Now for the tester in question, if that was literally all he got from his outsourced testers he should have sent it back demanding more information. Something as broad as that is completely worthless unless it came with debug files and/or video evidence alongside proving that it happened. It could be literally anything in the game, saved in the save file or not. Maybe it crashes when total time played is 10 hours, or when you accumulate X total baubles across both playthroughs, or when you talk to people in a certain order in the first playthrough and then in a different order in the second playthrough (or the same order even). It's just such a shitty report that I can't believe he acted on it without some other information.
Posts
As for the comic, I've been on both sides of that.
Too Galactic for you.
Sounds like dragon age, or mass effect 2 or maybe skyrim or fallout 3, not sure what else would fall in with a 7 hour speed run.
probably possible to trim it down to that kind of time if you know it inside out, but I could be wrong.
Maybe it's her non-Jewish half that's offended
But who do they bill for the wine?
You win, sir.
I remember someone new we had hired who was supposed to put in a basic change to some report's summary page, and she was told that she needed to make sure to test the change. The report normally took two hours to run, and when I checked up on her, I found her twiddling her thumbs waiting for it to get through the lengthy part so she could see how her changes looked. This despite a debugging tool that could easily let her bypass the two hour loop and jump straight to her changes. Apparently this was pretty typical for her, and I don't think she lasted more than a month at our company. She seemed to value her time so little, maybe she became a tester...
For something like this, it's almost certainly some leftover state that remains or gets corrupted between games and likely wouldn't be present in a save file, which should simply be the minimum set of information needed to reconstruct the full state
But then it would only happen if players played through the game two times in a row without saving. Is that really worth fixing?

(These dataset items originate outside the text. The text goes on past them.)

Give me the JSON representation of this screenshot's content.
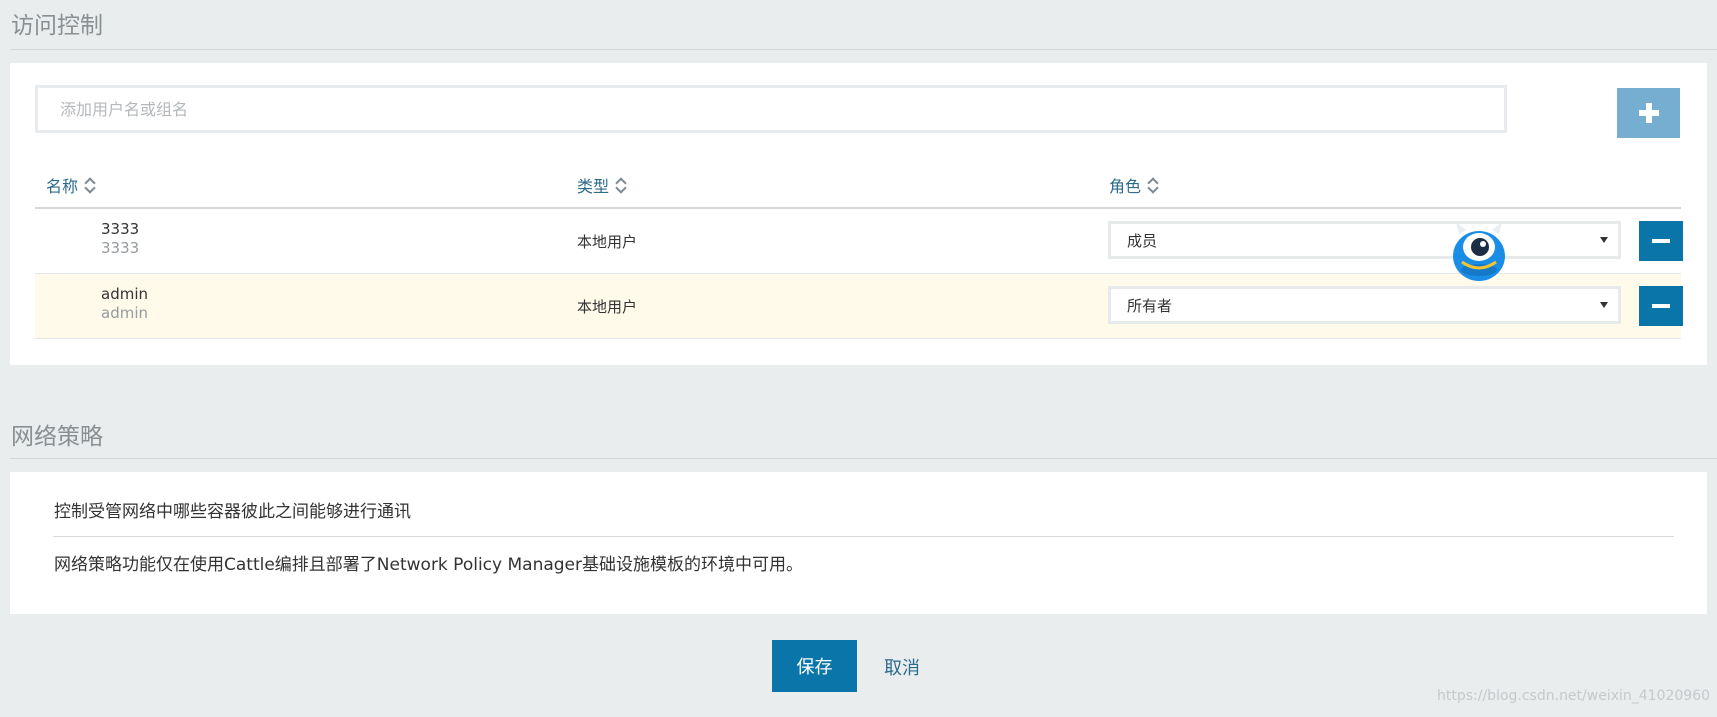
{
  "access_control": {
    "title": "访问控制",
    "search": {
      "placeholder": "添加用户名或组名",
      "value": ""
    },
    "add_button_icon": "plus-icon",
    "table": {
      "headers": {
        "name": "名称",
        "type": "类型",
        "role": "角色"
      },
      "rows": [
        {
          "name": "3333",
          "sub": "3333",
          "type": "本地用户",
          "role": "成员",
          "highlighted": false
        },
        {
          "name": "admin",
          "sub": "admin",
          "type": "本地用户",
          "role": "所有者",
          "highlighted": true
        }
      ]
    }
  },
  "network_policy": {
    "title": "网络策略",
    "description": "控制受管网络中哪些容器彼此之间能够进行通讯",
    "note": "网络策略功能仅在使用Cattle编排且部署了Network Policy Manager基础设施模板的环境中可用。"
  },
  "actions": {
    "save": "保存",
    "cancel": "取消"
  },
  "watermark": "https://blog.csdn.net/weixin_41020960",
  "colors": {
    "primary": "#0a75a8",
    "add_button": "#75aed0",
    "highlight_row": "#fffaea",
    "background": "#e9edee"
  }
}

That's the question. Is it just a simple crash and if they reload their save it doesn't happen again? Probably not. Does it open up a security hole on the system that'd allow malicious things to happen? Then yes, no matter how hard it is to reproduce. The how-it-was-done is only part of the equation when it comes to evaluating the priority and severity of a bug.
Now for the tester in question, if that was literally all he got from his outsourced testers he should have sent it back demanding more information. Something as broad as that is completely worthless unless it came with debug files and/or video evidence alongside proving that it happened. It could be literally anything in the game, saved in the save file or not. Maybe it crashes when total time played is 10 hours, or when you accumulate X total baubles across both playthroughs, or when you talk to people in a certain order in the first playthrough and then in a different order in the second playthrough (or the same order even). It's just such a shitty report that I can't believe he acted on it without some other information.